There’s a golden glow behind the western mountains as the Safire planes are fueled, the placid evening interrupted by urgent shouts and propellers spinning. Men smoke last cigarettes before a long flight. Within the palace, heated words whisper of a new uprising, panicked fears about the Southern troubles that only seem to be getting worse, a storm that hasn’t been this dangerous for half a century.
Seath of the Nahir—the man who came back from the dead.
I watch from the window, afraid to go outside to the wide steps with Mother and Reni and the other courtiers gathered. That would make this real, inescapable. There’s no last chance to give a proper goodbye to Athan, or Cyar. Gone, like cool water drying from my skin on a bright day, disappearing. As if they’d never come.
Engines stammer to a start and catch in the breeze.
Is he looking for me out there? Is he searching for my face beside Mother?
The thought of him hoping, and not finding, spurs me from the window. I hurry down the hall with desperation rising, out onto the steps, afraid I’ve missed my chance.
Far below on the tarmac, the General gives Mother a final nod while he stands near his impressive aeroplane.
I search the grey figures.
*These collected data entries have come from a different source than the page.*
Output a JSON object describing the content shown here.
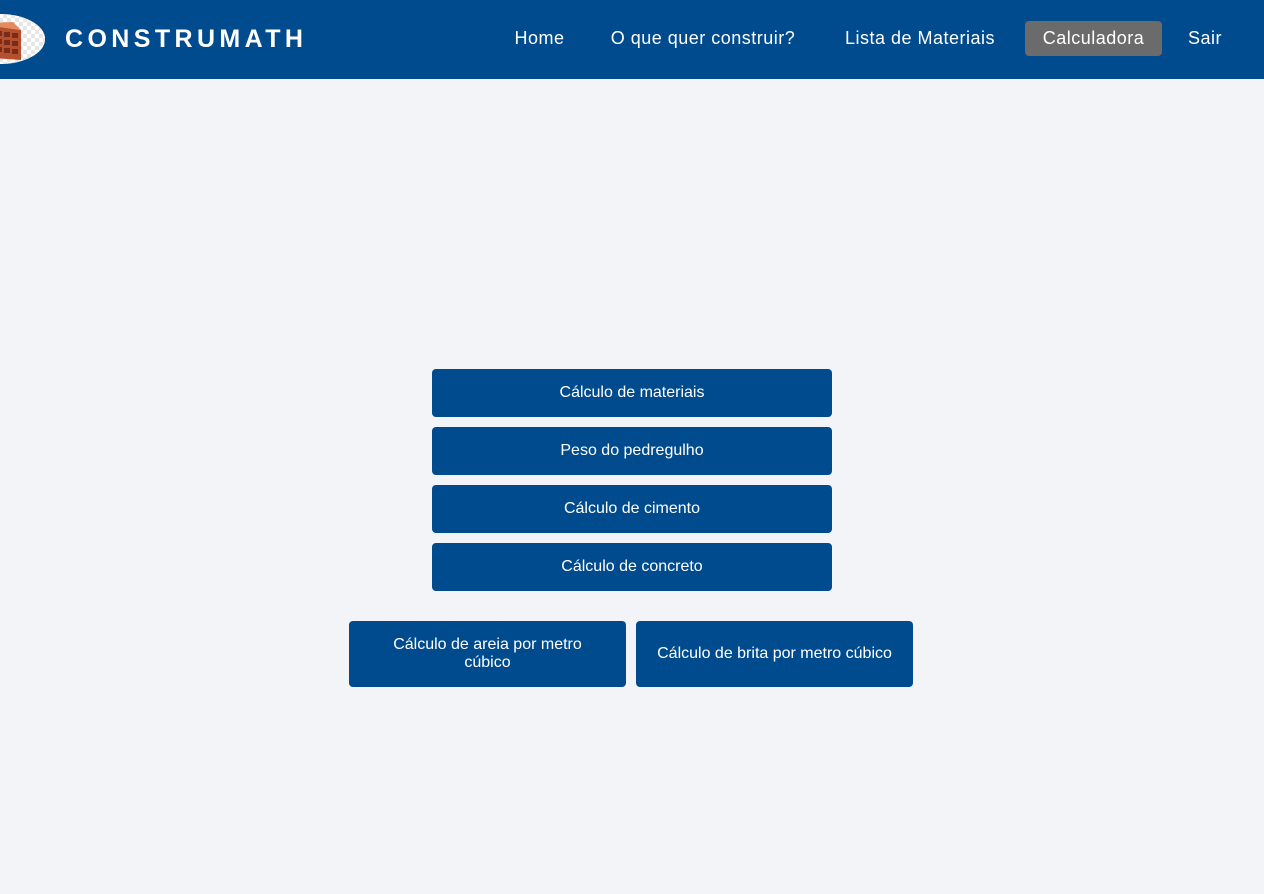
{
  "header": {
    "brand": "CONSTRUMATH",
    "nav": [
      {
        "label": "Home",
        "active": false
      },
      {
        "label": "O que quer construir?",
        "active": false
      },
      {
        "label": "Lista de Materiais",
        "active": false
      },
      {
        "label": "Calculadora",
        "active": true
      },
      {
        "label": "Sair",
        "active": false
      }
    ]
  },
  "calculators": {
    "stacked": [
      "Cálculo de materiais",
      "Peso do pedregulho",
      "Cálculo de cimento",
      "Cálculo de concreto"
    ],
    "row": [
      "Cálculo de areia por metro cúbico",
      "Cálculo de brita por metro cúbico"
    ]
  },
  "colors": {
    "primary": "#004b8d",
    "active_nav": "#6b6b6b",
    "background": "#f3f4f8"
  }
}
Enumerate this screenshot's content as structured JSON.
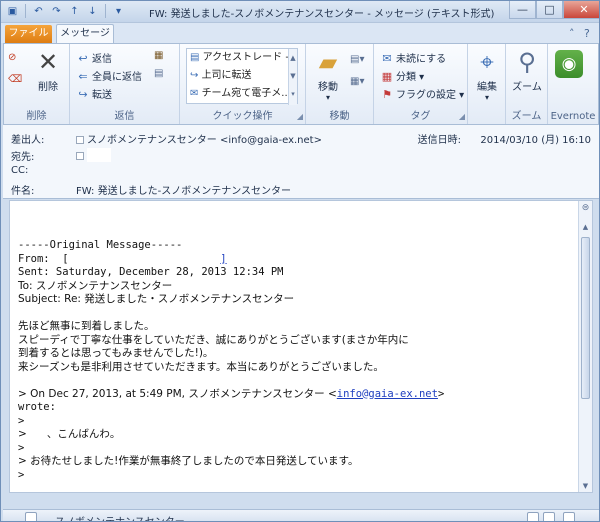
{
  "window": {
    "title": "FW: 発送しました-スノボメンテナンスセンター - メッセージ (テキスト形式)",
    "controls": {
      "minimize": "—",
      "maximize": "□",
      "close": "✕"
    }
  },
  "tabs": [
    {
      "label": "ファイル",
      "active": false
    },
    {
      "label": "メッセージ",
      "active": true
    }
  ],
  "ribbon": {
    "groups": {
      "delete": {
        "label": "削除",
        "delete_label": "削除"
      },
      "respond": {
        "label": "返信",
        "reply": "返信",
        "reply_all": "全員に返信",
        "forward": "転送"
      },
      "quicksteps": {
        "label": "クイック操作",
        "items": [
          "アクセストレード - ...",
          "上司に転送",
          "チーム宛て電子メ..."
        ]
      },
      "move": {
        "label": "移動",
        "move_label": "移動"
      },
      "tags": {
        "label": "タグ",
        "unread": "未読にする",
        "categorize": "分類",
        "followup": "フラグの設定"
      },
      "editing": {
        "edit_label": "編集"
      },
      "zoom": {
        "label": "ズーム",
        "zoom_label": "ズーム"
      },
      "evernote": {
        "label": "Evernote"
      }
    }
  },
  "header": {
    "from_label": "差出人:",
    "from_value": "スノボメンテナンスセンター <info@gaia-ex.net>",
    "to_label": "宛先:",
    "cc_label": "CC:",
    "subject_label": "件名:",
    "subject_value": "FW: 発送しました-スノボメンテナンスセンター",
    "sent_label": "送信日時:",
    "sent_value": "2014/03/10 (月) 16:10"
  },
  "body": {
    "original_message": "-----Original Message-----",
    "from_line": "From:  [",
    "from_line_end": "]",
    "sent_line": "Sent: Saturday, December 28, 2013 12:34 PM",
    "to_line": "To: スノボメンテナンスセンター",
    "subject_line": "Subject: Re: 発送しました・スノボメンテナンスセンター",
    "paragraph": [
      "先ほど無事に到着しました。",
      "スピーディで丁寧な仕事をしていただき、誠にありがとうございます(まさか年内に",
      "到着するとは思ってもみませんでした!)。",
      "来シーズンも是非利用させていただきます。本当にありがとうございました。"
    ],
    "quote_header": "> On Dec 27, 2013, at 5:49 PM, スノボメンテナンスセンター <",
    "quote_link": "info@gaia-ex.net",
    "quote_header_end": ">",
    "wrote": "wrote:",
    "q1": ">",
    "q2": ">      、こんばんわ。",
    "q3": ">",
    "q4": "> お待たせしました!作業が無事終了しましたので本日発送しています。",
    "q5": ">"
  },
  "people_pane": {
    "name": "スノボメンテナンスセンター"
  },
  "colors": {
    "accent_file_tab": "#de7d12",
    "ribbon_bg": "#e3ebf6",
    "link": "#1f3fbf"
  }
}
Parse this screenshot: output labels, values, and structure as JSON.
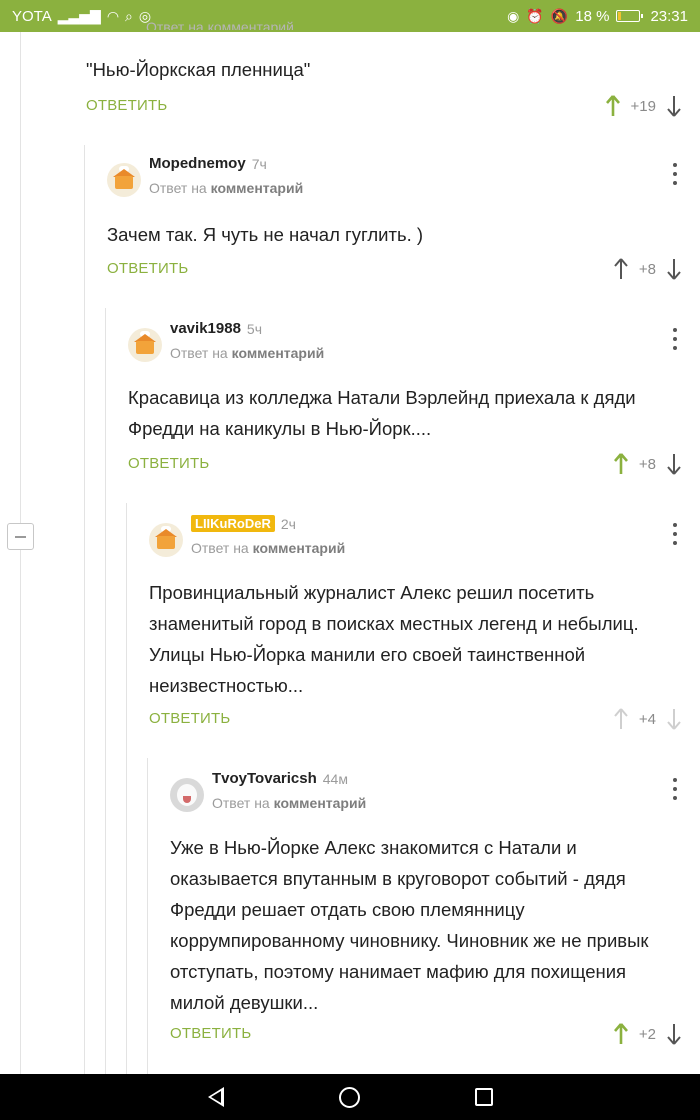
{
  "status_bar": {
    "carrier": "YOTA",
    "battery": "18 %",
    "battery_level": 0.18,
    "time": "23:31"
  },
  "accent_color": "#8bb13f",
  "reply_label": "ОТВЕТИТЬ",
  "reply_to_prefix": "Ответ на",
  "reply_to_target": "комментарий",
  "top_partial": {
    "reply_to_text": "Ответ на комментарий",
    "text": "\"Нью-Йоркская пленница\"",
    "votes": "+19"
  },
  "comments": [
    {
      "author": "Mopednemoy",
      "time": "7ч",
      "text": "Зачем так. Я чуть не начал гуглить. )",
      "votes": "+8"
    },
    {
      "author": "vavik1988",
      "time": "5ч",
      "text": "Красавица из колледжа Натали Вэрлейнд приехала к дяди Фредди на каникулы в Нью-Йорк....",
      "votes": "+8"
    },
    {
      "author": "LIIKuRoDeR",
      "time": "2ч",
      "text": "Провинциальный журналист Алекс решил посетить знаменитый город в поисках местных легенд и небылиц. Улицы Нью-Йорка манили его своей таинственной неизвестностью...",
      "votes": "+4"
    },
    {
      "author": "TvoyTovaricsh",
      "time": "44м",
      "text": "Уже в Нью-Йорке Алекс знакомится с Натали и оказывается впутанным в круговорот событий - дядя Фредди решает отдать свою племянницу коррумпированному чиновнику. Чиновник же не привык отступать, поэтому нанимает мафию для похищения милой девушки...",
      "votes": "+2"
    }
  ]
}
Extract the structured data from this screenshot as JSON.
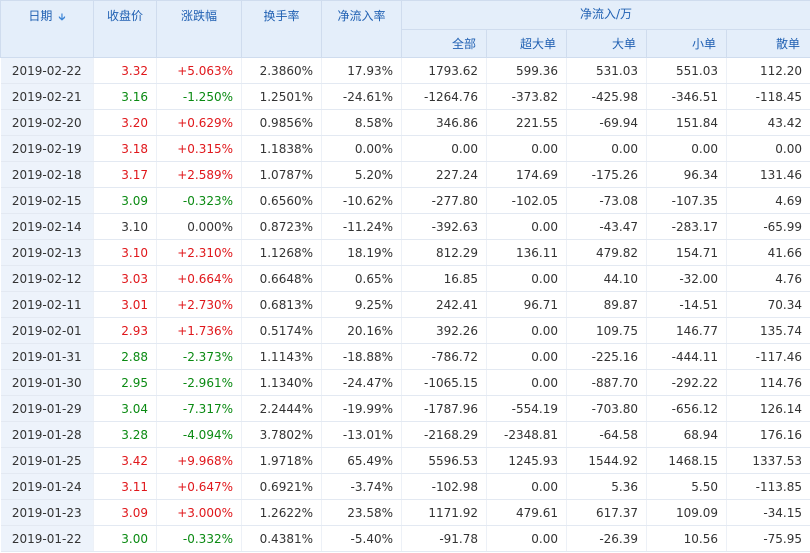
{
  "colors": {
    "up": "#e0171b",
    "down": "#0a8a12",
    "header_text": "#2161b3",
    "header_bg": "#e4eefa"
  },
  "headers": {
    "date": "日期",
    "close": "收盘价",
    "change_pct": "涨跌幅",
    "turnover": "换手率",
    "net_inflow_rate": "净流入率",
    "net_inflow_group": "净流入/万",
    "all": "全部",
    "super_large": "超大单",
    "large": "大单",
    "small": "小单",
    "retail": "散单"
  },
  "sort_icon": "sort-down-arrow-icon",
  "rows": [
    [
      "2019-02-22",
      "3.32",
      "+5.063%",
      "2.3860%",
      "17.93%",
      "1793.62",
      "599.36",
      "531.03",
      "551.03",
      "112.20"
    ],
    [
      "2019-02-21",
      "3.16",
      "-1.250%",
      "1.2501%",
      "-24.61%",
      "-1264.76",
      "-373.82",
      "-425.98",
      "-346.51",
      "-118.45"
    ],
    [
      "2019-02-20",
      "3.20",
      "+0.629%",
      "0.9856%",
      "8.58%",
      "346.86",
      "221.55",
      "-69.94",
      "151.84",
      "43.42"
    ],
    [
      "2019-02-19",
      "3.18",
      "+0.315%",
      "1.1838%",
      "0.00%",
      "0.00",
      "0.00",
      "0.00",
      "0.00",
      "0.00"
    ],
    [
      "2019-02-18",
      "3.17",
      "+2.589%",
      "1.0787%",
      "5.20%",
      "227.24",
      "174.69",
      "-175.26",
      "96.34",
      "131.46"
    ],
    [
      "2019-02-15",
      "3.09",
      "-0.323%",
      "0.6560%",
      "-10.62%",
      "-277.80",
      "-102.05",
      "-73.08",
      "-107.35",
      "4.69"
    ],
    [
      "2019-02-14",
      "3.10",
      "0.000%",
      "0.8723%",
      "-11.24%",
      "-392.63",
      "0.00",
      "-43.47",
      "-283.17",
      "-65.99"
    ],
    [
      "2019-02-13",
      "3.10",
      "+2.310%",
      "1.1268%",
      "18.19%",
      "812.29",
      "136.11",
      "479.82",
      "154.71",
      "41.66"
    ],
    [
      "2019-02-12",
      "3.03",
      "+0.664%",
      "0.6648%",
      "0.65%",
      "16.85",
      "0.00",
      "44.10",
      "-32.00",
      "4.76"
    ],
    [
      "2019-02-11",
      "3.01",
      "+2.730%",
      "0.6813%",
      "9.25%",
      "242.41",
      "96.71",
      "89.87",
      "-14.51",
      "70.34"
    ],
    [
      "2019-02-01",
      "2.93",
      "+1.736%",
      "0.5174%",
      "20.16%",
      "392.26",
      "0.00",
      "109.75",
      "146.77",
      "135.74"
    ],
    [
      "2019-01-31",
      "2.88",
      "-2.373%",
      "1.1143%",
      "-18.88%",
      "-786.72",
      "0.00",
      "-225.16",
      "-444.11",
      "-117.46"
    ],
    [
      "2019-01-30",
      "2.95",
      "-2.961%",
      "1.1340%",
      "-24.47%",
      "-1065.15",
      "0.00",
      "-887.70",
      "-292.22",
      "114.76"
    ],
    [
      "2019-01-29",
      "3.04",
      "-7.317%",
      "2.2444%",
      "-19.99%",
      "-1787.96",
      "-554.19",
      "-703.80",
      "-656.12",
      "126.14"
    ],
    [
      "2019-01-28",
      "3.28",
      "-4.094%",
      "3.7802%",
      "-13.01%",
      "-2168.29",
      "-2348.81",
      "-64.58",
      "68.94",
      "176.16"
    ],
    [
      "2019-01-25",
      "3.42",
      "+9.968%",
      "1.9718%",
      "65.49%",
      "5596.53",
      "1245.93",
      "1544.92",
      "1468.15",
      "1337.53"
    ],
    [
      "2019-01-24",
      "3.11",
      "+0.647%",
      "0.6921%",
      "-3.74%",
      "-102.98",
      "0.00",
      "5.36",
      "5.50",
      "-113.85"
    ],
    [
      "2019-01-23",
      "3.09",
      "+3.000%",
      "1.2622%",
      "23.58%",
      "1171.92",
      "479.61",
      "617.37",
      "109.09",
      "-34.15"
    ],
    [
      "2019-01-22",
      "3.00",
      "-0.332%",
      "0.4381%",
      "-5.40%",
      "-91.78",
      "0.00",
      "-26.39",
      "10.56",
      "-75.95"
    ]
  ]
}
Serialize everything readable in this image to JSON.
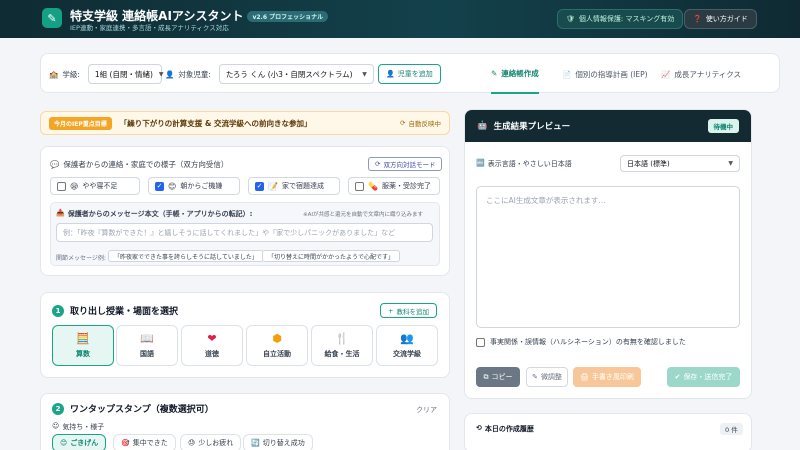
{
  "header": {
    "title": "特支学級 連絡帳AIアシスタント",
    "version": "v2.6 プロフェッショナル",
    "subtitle": "IEP連動・家庭連携・多言語・成長アナリティクス対応",
    "privacy": "個人情報保護: マスキング有効",
    "guide": "使い方ガイド"
  },
  "toolbar": {
    "class_label": "学級:",
    "class_value": "1組 (自閉・情緒)",
    "student_label": "対象児童:",
    "student_value": "たろう くん (小3・自閉スペクトラム)",
    "add_student": "児童を追加",
    "tabs": [
      "連絡帳作成",
      "個別の指導計画 (IEP)",
      "成長アナリティクス"
    ]
  },
  "iep": {
    "tag": "今月のIEP重点目標",
    "goal": "「繰り下がりの計算支援 & 交流学級への前向きな参加」",
    "status": "自動反映中"
  },
  "family": {
    "title": "保護者からの連絡・家庭での様子（双方向受信）",
    "mode_button": "双方向対話モード",
    "checks": [
      {
        "label": "やや寝不足",
        "emoji": "😪",
        "checked": false
      },
      {
        "label": "朝からご機嫌",
        "emoji": "😊",
        "checked": true
      },
      {
        "label": "家で宿題達成",
        "emoji": "📝",
        "checked": true
      },
      {
        "label": "服薬・受診完了",
        "emoji": "💊",
        "checked": false
      }
    ],
    "msg_label": "保護者からのメッセージ本文（手帳・アプリからの転記）:",
    "msg_note": "※AIが共感と還元を自動で文章内に織り込みます",
    "msg_placeholder": "例：「昨夜『算数ができた！』と嬉しそうに話してくれました」や「家で少しパニックがありました」など",
    "examples_label": "関節メッセージ例:",
    "examples": [
      "「昨夜家でできた事を誇らしそうに話していました」",
      "「切り替えに時間がかかったようで心配です」"
    ]
  },
  "subjects": {
    "num": "1",
    "title": "取り出し授業・場面を選択",
    "add": "教科を追加",
    "items": [
      {
        "label": "算数",
        "icon": "calculator-icon",
        "glyph": "🧮",
        "active": true
      },
      {
        "label": "国語",
        "icon": "book-icon",
        "glyph": "📖",
        "active": false
      },
      {
        "label": "道徳",
        "icon": "heart-icon",
        "glyph": "❤",
        "active": false
      },
      {
        "label": "自立活動",
        "icon": "shapes-icon",
        "glyph": "⬢",
        "active": false
      },
      {
        "label": "給食・生活",
        "icon": "utensils-icon",
        "glyph": "🍴",
        "active": false
      },
      {
        "label": "交流学級",
        "icon": "people-icon",
        "glyph": "👥",
        "active": false
      }
    ]
  },
  "stamps": {
    "num": "2",
    "title": "ワンタップスタンプ（複数選択可）",
    "clear": "クリア",
    "group": "気持ち・様子",
    "items": [
      {
        "label": "ごきげん",
        "emoji": "😊",
        "active": true
      },
      {
        "label": "集中できた",
        "emoji": "🎯",
        "active": false
      },
      {
        "label": "少しお疲れ",
        "emoji": "😓",
        "active": false
      },
      {
        "label": "切り替え成功",
        "emoji": "🔄",
        "active": false
      }
    ]
  },
  "preview": {
    "title": "生成結果プレビュー",
    "status": "待機中",
    "lang_label": "表示言語・やさしい日本語",
    "lang_value": "日本語 (標準)",
    "placeholder": "ここにAI生成文章が表示されます...",
    "confirm": "事実関係・誤情報（ハルシネーション）の有無を確認しました",
    "copy": "コピー",
    "adjust": "微調整",
    "print": "手書き風印刷",
    "save": "保存・送信完了"
  },
  "history": {
    "title": "本日の作成履歴",
    "count": "0 件"
  },
  "colors": {
    "accent": "#1aa58a",
    "header": "#0f2b33",
    "warning": "#f5a524"
  }
}
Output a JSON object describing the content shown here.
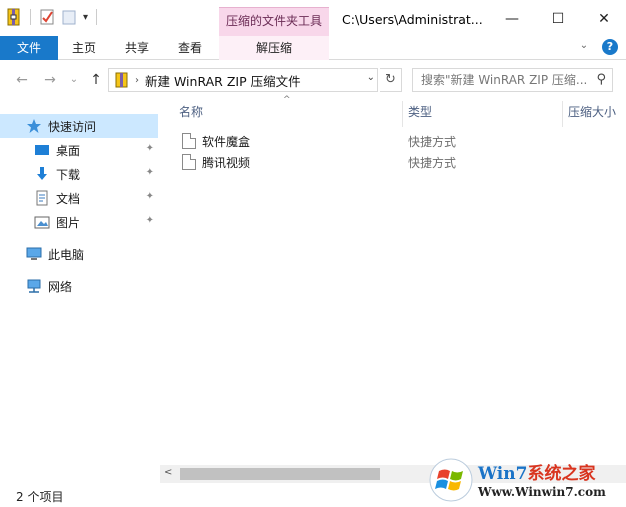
{
  "titlebar": {
    "context_tab_group": "压缩的文件夹工具",
    "path": "C:\\Users\\Administrat...",
    "minimize": "—",
    "maximize": "☐",
    "close": "✕"
  },
  "ribbon": {
    "tabs": [
      {
        "label": "文件"
      },
      {
        "label": "主页"
      },
      {
        "label": "共享"
      },
      {
        "label": "查看"
      },
      {
        "label": "解压缩"
      }
    ],
    "expand": "⌄",
    "help": "?"
  },
  "address": {
    "back": "←",
    "forward": "→",
    "recent": "⌄",
    "up": "↑",
    "crumb_sep": "›",
    "path": "新建 WinRAR ZIP 压缩文件",
    "dropdown": "⌄",
    "refresh": "↻",
    "search_placeholder": "搜索\"新建 WinRAR ZIP 压缩...",
    "search_icon": "⚲"
  },
  "sidebar": {
    "items": [
      {
        "label": "快速访问",
        "icon": "star-icon"
      },
      {
        "label": "桌面",
        "icon": "desktop-icon",
        "pinned": true
      },
      {
        "label": "下载",
        "icon": "download-icon",
        "pinned": true
      },
      {
        "label": "文档",
        "icon": "document-icon",
        "pinned": true
      },
      {
        "label": "图片",
        "icon": "picture-icon",
        "pinned": true
      },
      {
        "label": "此电脑",
        "icon": "computer-icon"
      },
      {
        "label": "网络",
        "icon": "network-icon"
      }
    ],
    "pin_glyph": "📌"
  },
  "columns": {
    "name": "名称",
    "type": "类型",
    "size": "压缩大小",
    "sort_glyph": "^"
  },
  "files": [
    {
      "name": "软件魔盒",
      "type": "快捷方式"
    },
    {
      "name": "腾讯视频",
      "type": "快捷方式"
    }
  ],
  "scrollbar": {
    "left_arrow": "<"
  },
  "status": {
    "count": "2 个项目"
  },
  "watermark": {
    "brand_prefix": "Win7",
    "brand_suffix": "系统之家",
    "url": "Www.Winwin7.com"
  },
  "colors": {
    "accent": "#1979ca",
    "context_tab": "#f8d7ea",
    "selection": "#cce8ff"
  }
}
There he is, illuminated by the western glow. Athan. His face is turned to the steps, waiting, and our eyes meet from a distance. He waves quickly. Even from here I can read the regret. Then he turns and retreats into the large plane, gone.
Gone.
The planes rise up into the burnt-ember sky, dark against light, towards the mountains, and I watch until they’ve disappeared, until I’m sure my sorrow will wrench my heart inside out.
I turn for the doors, and stop.
Havis stands in the entrance, leaning casually. A young man with sun-burnished skin waits beside him.
“Goodbyes are difficult, aren’t they?” Havis says. There’s a cigar in his hand.
I bury my grief and step round them without a word.
V
BLOOD TIES
24
ATHAN
Norvenne, Landore
Rebellion.
Revolt.
The words are thrown around the airplane as we fly for Norvenne. A failed uprising in the Thurnian city of Beraya, and the Nahir hung three Landorian officials just as they did in Hady. Then they burned a Safire flag on the city wall. It’s a taunt that won’t be ignored, and anger is palpable in the cramped air of 20,000 feet.
We stop to refuel.
We take off again.
But I have my own fear. The looks from Father gnaw at my certainty, the creeping exhaustion of two lengthy flights delivering the final blow. This past week was a spectacular mistake. I began with the upper hand, but somehow, now, I’m the one admitting defeat.
I miss her.
God, I do. My life is grey, straight-lined, an inevitable path of compass points and marching orders. All charcoal. But she’s spiraling colour. She’s fireworks. Sunsets. Dawn skies in flame. She could scatter like light and end up anywhere. My fitful sleep is broken by the image of her on that balcony, gold as sun.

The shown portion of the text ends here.